The pay is on a per item basis, meaning the more you do, the more money you make. With no overnight fee, she has done this work since her early twenties, but has stood next to workers as young as 12. She ends up with roughly 3,000 baht ($US90) per month; roughly a dollar above the official global poverty line.
And whilst the sweatshops keep whirring to the sounds of the sewing machines, and the owners and business associates discuss how to increase output without spending more, the life of the migrant worker is never secure. The threat of being caught by the Thai police hangs over heads as if these people are burglars in a bank.
"I have been deported three times in the last ten years" Wa Wa explains. "After they arrest you they bring you to a cell beside the police station where you stay for one night. The police then take us down to the border and send us to the Burmese side by boat. When we arrive we have to pay 10,000 kyat ($US10) to the Democratic Karen Buddhist Army (DKBA), and after that we get released and return to the Thai side".

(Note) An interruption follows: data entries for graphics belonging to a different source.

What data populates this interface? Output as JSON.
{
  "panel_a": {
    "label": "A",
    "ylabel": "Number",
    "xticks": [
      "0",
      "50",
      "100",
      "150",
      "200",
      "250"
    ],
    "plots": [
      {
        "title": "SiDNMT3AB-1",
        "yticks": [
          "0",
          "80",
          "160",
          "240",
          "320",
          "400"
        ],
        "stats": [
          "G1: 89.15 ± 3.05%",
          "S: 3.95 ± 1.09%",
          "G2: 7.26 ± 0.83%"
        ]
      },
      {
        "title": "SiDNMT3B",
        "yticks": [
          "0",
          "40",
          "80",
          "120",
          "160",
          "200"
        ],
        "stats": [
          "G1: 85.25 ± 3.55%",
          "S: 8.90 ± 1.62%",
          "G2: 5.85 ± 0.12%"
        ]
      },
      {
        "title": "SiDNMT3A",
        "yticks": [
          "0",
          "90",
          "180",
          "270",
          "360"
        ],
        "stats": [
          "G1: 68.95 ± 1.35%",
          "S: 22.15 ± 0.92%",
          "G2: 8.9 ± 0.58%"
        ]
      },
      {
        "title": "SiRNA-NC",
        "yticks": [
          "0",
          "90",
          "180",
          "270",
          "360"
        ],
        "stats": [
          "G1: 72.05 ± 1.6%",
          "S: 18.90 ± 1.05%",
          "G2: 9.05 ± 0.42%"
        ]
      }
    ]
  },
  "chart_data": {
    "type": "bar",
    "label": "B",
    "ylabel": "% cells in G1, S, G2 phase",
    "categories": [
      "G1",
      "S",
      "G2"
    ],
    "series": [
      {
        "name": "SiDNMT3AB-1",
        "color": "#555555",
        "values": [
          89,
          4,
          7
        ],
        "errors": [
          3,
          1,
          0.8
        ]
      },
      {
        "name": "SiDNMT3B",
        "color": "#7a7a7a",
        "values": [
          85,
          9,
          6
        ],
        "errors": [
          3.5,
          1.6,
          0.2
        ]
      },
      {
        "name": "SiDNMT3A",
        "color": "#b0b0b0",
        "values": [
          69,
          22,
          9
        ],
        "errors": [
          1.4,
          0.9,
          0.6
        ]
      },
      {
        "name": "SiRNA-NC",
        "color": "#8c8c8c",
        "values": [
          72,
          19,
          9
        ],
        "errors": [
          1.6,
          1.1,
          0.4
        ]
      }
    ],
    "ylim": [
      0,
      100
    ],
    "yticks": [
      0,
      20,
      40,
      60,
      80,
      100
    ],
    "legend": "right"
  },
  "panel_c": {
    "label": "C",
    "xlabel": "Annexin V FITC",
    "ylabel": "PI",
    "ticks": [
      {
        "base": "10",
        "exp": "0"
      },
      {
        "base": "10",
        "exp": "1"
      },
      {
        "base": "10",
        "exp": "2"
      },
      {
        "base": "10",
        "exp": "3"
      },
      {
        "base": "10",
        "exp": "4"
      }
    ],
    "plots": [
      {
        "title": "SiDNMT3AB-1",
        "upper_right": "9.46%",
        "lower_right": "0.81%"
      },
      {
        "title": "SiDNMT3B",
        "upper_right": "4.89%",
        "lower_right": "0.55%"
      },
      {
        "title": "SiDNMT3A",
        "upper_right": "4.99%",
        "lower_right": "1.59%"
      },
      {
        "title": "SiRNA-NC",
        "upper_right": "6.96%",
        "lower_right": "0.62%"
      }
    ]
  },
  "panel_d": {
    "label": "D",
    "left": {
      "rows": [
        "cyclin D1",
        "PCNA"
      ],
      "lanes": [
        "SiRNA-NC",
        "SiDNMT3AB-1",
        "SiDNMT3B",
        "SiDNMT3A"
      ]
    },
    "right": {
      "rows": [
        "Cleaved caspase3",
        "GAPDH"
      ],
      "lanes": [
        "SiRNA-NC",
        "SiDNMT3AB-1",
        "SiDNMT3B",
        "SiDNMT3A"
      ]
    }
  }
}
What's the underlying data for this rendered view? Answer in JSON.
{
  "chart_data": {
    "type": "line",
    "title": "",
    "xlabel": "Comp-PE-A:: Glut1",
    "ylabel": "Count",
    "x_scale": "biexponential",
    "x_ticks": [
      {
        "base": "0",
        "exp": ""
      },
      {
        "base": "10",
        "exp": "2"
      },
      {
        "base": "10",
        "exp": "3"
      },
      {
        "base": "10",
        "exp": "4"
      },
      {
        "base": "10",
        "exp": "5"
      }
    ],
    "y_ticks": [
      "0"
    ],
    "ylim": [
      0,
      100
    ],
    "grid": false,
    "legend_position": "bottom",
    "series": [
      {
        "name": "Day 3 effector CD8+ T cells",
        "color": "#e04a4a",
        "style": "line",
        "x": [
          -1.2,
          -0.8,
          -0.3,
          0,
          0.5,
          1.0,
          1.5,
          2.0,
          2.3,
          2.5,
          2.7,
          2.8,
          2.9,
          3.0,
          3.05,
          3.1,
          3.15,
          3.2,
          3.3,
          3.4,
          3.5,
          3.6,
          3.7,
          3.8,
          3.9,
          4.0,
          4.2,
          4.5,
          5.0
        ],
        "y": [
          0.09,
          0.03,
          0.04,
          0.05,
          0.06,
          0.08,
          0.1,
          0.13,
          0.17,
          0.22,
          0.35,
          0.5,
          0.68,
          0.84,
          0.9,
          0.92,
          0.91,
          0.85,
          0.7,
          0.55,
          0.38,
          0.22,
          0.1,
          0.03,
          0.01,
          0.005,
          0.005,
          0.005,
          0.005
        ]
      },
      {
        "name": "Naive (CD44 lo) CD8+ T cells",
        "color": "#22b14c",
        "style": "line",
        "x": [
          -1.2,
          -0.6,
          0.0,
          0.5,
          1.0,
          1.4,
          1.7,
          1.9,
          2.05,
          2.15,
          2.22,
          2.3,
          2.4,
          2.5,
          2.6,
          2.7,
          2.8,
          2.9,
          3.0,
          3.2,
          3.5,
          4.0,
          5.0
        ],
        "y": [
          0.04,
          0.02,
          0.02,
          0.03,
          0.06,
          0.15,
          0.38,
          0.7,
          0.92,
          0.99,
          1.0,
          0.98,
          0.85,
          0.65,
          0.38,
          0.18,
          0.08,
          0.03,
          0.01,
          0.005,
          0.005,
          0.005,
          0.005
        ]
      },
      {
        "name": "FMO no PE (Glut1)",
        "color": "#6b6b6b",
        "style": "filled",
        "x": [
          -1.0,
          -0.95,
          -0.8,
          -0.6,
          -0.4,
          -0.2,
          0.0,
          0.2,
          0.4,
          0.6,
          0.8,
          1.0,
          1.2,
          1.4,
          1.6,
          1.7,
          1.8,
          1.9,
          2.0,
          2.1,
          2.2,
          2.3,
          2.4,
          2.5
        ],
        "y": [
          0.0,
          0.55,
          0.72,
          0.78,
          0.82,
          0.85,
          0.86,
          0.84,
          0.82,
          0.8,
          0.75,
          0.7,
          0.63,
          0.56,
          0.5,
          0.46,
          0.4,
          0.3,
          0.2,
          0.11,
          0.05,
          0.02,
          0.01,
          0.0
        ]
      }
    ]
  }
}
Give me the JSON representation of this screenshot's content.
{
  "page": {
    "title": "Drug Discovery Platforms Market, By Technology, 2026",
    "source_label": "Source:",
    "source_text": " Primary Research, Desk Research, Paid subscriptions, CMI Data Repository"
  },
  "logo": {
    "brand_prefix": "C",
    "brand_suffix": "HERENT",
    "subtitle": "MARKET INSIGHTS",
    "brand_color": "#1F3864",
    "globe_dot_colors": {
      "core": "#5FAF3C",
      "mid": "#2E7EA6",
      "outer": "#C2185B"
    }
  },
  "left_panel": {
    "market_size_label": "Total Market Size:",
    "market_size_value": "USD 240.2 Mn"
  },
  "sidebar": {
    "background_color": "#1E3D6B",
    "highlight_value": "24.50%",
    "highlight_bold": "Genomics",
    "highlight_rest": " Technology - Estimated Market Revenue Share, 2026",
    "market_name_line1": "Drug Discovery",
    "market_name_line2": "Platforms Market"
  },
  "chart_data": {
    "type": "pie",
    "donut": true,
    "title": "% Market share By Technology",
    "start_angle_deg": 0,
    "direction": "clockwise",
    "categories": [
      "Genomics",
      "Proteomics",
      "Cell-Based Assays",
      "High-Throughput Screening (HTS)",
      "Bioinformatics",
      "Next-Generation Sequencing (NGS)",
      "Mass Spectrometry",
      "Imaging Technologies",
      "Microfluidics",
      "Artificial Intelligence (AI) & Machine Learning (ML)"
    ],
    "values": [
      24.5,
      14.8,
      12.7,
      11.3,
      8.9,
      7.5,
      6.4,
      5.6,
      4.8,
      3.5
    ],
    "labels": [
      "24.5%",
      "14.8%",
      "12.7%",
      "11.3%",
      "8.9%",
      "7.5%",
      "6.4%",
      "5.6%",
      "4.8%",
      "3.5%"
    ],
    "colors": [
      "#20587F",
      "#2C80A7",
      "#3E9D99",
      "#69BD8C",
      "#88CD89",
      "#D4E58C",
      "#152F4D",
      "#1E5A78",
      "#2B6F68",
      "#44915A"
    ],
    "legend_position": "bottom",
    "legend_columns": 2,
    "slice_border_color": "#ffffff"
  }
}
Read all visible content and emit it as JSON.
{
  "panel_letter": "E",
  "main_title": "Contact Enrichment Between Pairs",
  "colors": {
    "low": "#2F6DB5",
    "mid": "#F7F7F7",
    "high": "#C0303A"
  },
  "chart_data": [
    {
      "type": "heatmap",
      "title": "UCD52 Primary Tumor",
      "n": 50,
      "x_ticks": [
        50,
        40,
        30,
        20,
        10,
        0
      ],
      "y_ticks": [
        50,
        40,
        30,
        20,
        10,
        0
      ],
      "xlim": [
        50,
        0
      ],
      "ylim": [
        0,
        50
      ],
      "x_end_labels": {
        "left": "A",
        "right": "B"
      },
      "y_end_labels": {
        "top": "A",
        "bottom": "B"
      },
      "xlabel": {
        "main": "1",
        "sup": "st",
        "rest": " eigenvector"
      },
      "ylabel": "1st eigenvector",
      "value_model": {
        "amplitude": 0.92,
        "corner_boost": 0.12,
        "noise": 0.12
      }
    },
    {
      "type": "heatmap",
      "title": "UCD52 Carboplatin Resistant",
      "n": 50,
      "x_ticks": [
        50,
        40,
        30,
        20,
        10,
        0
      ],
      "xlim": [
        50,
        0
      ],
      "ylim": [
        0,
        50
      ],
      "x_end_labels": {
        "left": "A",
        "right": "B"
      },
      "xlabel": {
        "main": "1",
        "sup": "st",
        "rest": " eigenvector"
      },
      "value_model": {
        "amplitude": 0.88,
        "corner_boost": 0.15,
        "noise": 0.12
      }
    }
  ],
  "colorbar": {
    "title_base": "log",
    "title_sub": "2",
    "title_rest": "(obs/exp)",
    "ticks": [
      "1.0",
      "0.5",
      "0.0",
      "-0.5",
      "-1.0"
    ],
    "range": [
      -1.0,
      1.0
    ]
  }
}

"When we arrive at the Burmese side there is one checkpoint; if you don't pay you have to go to a forced labour camp or they send you to Naypyidaw [Burma's remote capital] or somewhere like that," she said. She suspects that the Thai police communicate with the DKBA. "They are looking for the workers when we turn up. At the checkpoint I met a woman who was begging for money, but I couldn't help because I didn't have enough money. I don't know what happened to her," she says, her voice fading.
Moe Swe confirms that he believes the Thai immigration are in communication with the powers that be on the other side of the river; it just so happens that they are the infamous DKBA. He states that the Thai's vet the migrants and provide this inventory to the DKBA so they can charge the immigrants on the basis of where they had been working. "Ones from Bangkok have to pay more" he explains; they are deemed to have earned more.
Wa Wa is grateful however that she works in a factory and not as a domestic or sex worker. "The brokers take a lot of the younger ones to be domestic workers," she says. "In the factory people can see what is happening, and people are scared of domestic work. You don't have a chance to leave, you just stay at their house, and if something goes wrong, if your boss abuses you, no one will see."
Organisation is difficult for Burmese migrants. Their illegal status abroad and the relative impotency of the Thai unions mean that factory owners have a massive amount of control over their employees. Wa Wa believes that the "employers don't like the workers to have contact with organisations like Yaung Chi Oo. They are worried that the workers will know their rights."
Wa Wa has a child back in Rangoon that she has not seen for about two years. Her mother has not been able to take him to visit her. She hopes that her labour will enable him to go to school and seek a brighter future than she has. She estimates however that she will not have earned enough until she has worked like this for another ten years.
As the sun sets on another day of life in the Burmese 'mill town' of Mae Sot, Wa Wa returns to knitting training at the organisation that employers don't want her to be a part of, in a country where she is fined by two armed groups just for living here. Meanwhile, Su returns to her child, a sweet, doting girl, a product of her exile and a proverbial silver lining. Their lives represent a human experience that, despite being very common and despite shaping the collective existence of humanity, is all too often overlooked whilst the products they produce are quietly enjoyed.
The names of both Su and Wa Wa have been changed to protect their identity.